Je crois que c'est précisément le point dont fait l'objet cet album. Je rajouterais surtout que par la prétention des entreprises à proposer des services faussement personnalité, cela créer une sensation de liberté, qui relève plus du simulacre que de la réelle liberté, tant-est que cette dernière existe. Tout comme les influences qui nous poussent à penser comme tel sans se questionner sur leur provenance et d'accepter directement ce que nous n'avons pas pris la peine de penser concernant la liberté. C'est la sempiternelle question de certaines luttes concernant cette dernière : peut-on permettre à quelque chose d'exister de par le simple fait qu'une majorité y adhère ? On ne peut nier que tout ces réseaux ont pris une place considérable dans une grande partie de la population occidental, et relève plus d'une névrose que d'un réelle outil (ce qu'il faut nuancer, néanmoins, mis à par la simple expression d'une personne qui est ascendante aux autres, prenons comme exemple un vidéaste, ou encore une page facebook/instagram, qui possède cet atout de position inquisitrice de sa place au sein de son milieu, de son endroit "personnalisé" par rapport aux autres personnes étant présent dessus, mais je m'égare). Il s'agit d'un tout autre monde que chacun pense façonner à son image par son bon droit, tout en étant qu'un client d'un service proposé gratuitement. Le monde des réseaux sociaux telle qu'il est décrit relève plus d'une pensée phantasmagorique, et c'est précisément celle qui touche le plus de personne : l'art de faire de son image un simulacre d'une vie attirante, précisément, celle que l'on ne possède pas, ou la seule partie qui ne peut nous donner que bonne image est bonne conscience ("J'envoie mes névro-narcissique - la névrose étant, dans le continuum du normal au pathologique, un trouble présent chez des personnes ne présentant pas de troubles véritablement pathologique, il s'agit néanmoins d'un trouble), ou l'expression d'une liberté qui n'est en réalité que l'expression d'un désir d'existence, car la vie en dehors des réseaux sociaux ne relève que de ce qu'elle est : la réalité, maussade et inaltérable. C'est comme le besoin de fiction dans notre existence : l'homme émet une perpétuelle mise en scène de son existence, tout aussi bien dans la réalité, que dans les réseaux sociaux, qui sont surement les réceptacles les plus receveurs de cette pensée.

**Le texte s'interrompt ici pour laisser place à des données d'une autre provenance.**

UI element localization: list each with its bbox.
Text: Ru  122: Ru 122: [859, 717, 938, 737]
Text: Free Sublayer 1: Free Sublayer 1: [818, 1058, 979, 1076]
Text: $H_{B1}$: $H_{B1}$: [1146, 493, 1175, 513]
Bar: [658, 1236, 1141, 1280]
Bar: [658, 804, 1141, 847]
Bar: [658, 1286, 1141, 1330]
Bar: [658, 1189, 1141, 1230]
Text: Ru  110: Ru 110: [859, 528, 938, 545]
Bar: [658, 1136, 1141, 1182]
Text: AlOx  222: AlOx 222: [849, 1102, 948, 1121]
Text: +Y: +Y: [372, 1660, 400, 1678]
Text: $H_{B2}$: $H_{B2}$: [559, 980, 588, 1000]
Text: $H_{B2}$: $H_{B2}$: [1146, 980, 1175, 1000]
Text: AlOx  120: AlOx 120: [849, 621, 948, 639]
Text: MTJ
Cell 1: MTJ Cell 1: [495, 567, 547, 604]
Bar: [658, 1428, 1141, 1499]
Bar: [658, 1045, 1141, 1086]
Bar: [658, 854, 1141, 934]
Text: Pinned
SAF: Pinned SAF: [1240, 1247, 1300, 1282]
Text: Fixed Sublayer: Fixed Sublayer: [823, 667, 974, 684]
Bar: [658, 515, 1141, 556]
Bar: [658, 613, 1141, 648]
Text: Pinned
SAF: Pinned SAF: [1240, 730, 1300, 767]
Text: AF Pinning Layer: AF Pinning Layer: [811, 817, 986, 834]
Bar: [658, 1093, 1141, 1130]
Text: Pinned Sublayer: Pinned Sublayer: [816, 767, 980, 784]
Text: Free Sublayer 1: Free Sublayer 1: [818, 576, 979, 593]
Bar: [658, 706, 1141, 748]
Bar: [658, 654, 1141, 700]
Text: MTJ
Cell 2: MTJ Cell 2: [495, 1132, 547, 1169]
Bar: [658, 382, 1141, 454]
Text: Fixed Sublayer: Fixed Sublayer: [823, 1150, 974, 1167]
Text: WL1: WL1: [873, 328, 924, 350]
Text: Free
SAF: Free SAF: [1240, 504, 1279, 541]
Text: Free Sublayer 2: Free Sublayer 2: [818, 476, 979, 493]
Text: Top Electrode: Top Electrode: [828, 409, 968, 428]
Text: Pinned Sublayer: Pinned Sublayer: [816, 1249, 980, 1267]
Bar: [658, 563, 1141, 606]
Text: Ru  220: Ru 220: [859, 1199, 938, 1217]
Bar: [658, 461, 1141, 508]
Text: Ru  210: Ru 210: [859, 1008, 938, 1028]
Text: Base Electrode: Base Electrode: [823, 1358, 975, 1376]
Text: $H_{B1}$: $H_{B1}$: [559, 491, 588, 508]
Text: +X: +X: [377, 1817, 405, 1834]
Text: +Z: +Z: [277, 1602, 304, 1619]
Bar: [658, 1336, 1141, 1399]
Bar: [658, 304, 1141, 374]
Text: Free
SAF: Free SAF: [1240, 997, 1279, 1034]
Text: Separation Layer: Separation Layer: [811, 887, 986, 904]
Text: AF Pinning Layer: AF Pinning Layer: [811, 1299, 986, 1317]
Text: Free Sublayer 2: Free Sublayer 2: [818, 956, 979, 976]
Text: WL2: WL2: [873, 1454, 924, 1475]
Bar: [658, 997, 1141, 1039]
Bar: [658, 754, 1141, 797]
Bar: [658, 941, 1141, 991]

Je rajouterais encore que le reproche qui lui est fait d'être soit-disant "antisystème" est complétement biaisé et plutôt stupide, surtout lorsqu'il a toujours dit ne jamais avoir été quelqu'un de proprement engagé. Il n'est pas antisystème, mais plutôt dans le changement de celui-ci, la nuance est très différente. Puis concernant le geste de mettre une partie plus grande de son œuvre sur les sites de streaming n'est pas foncièrement quelque chose dénué de sens, tant on sait que ce derniers sont en majorité utilisé par une population assez jeune. Et surtout de l'avoir fait après la sortie de l'album, ça me semble pleins de sens, en réalité.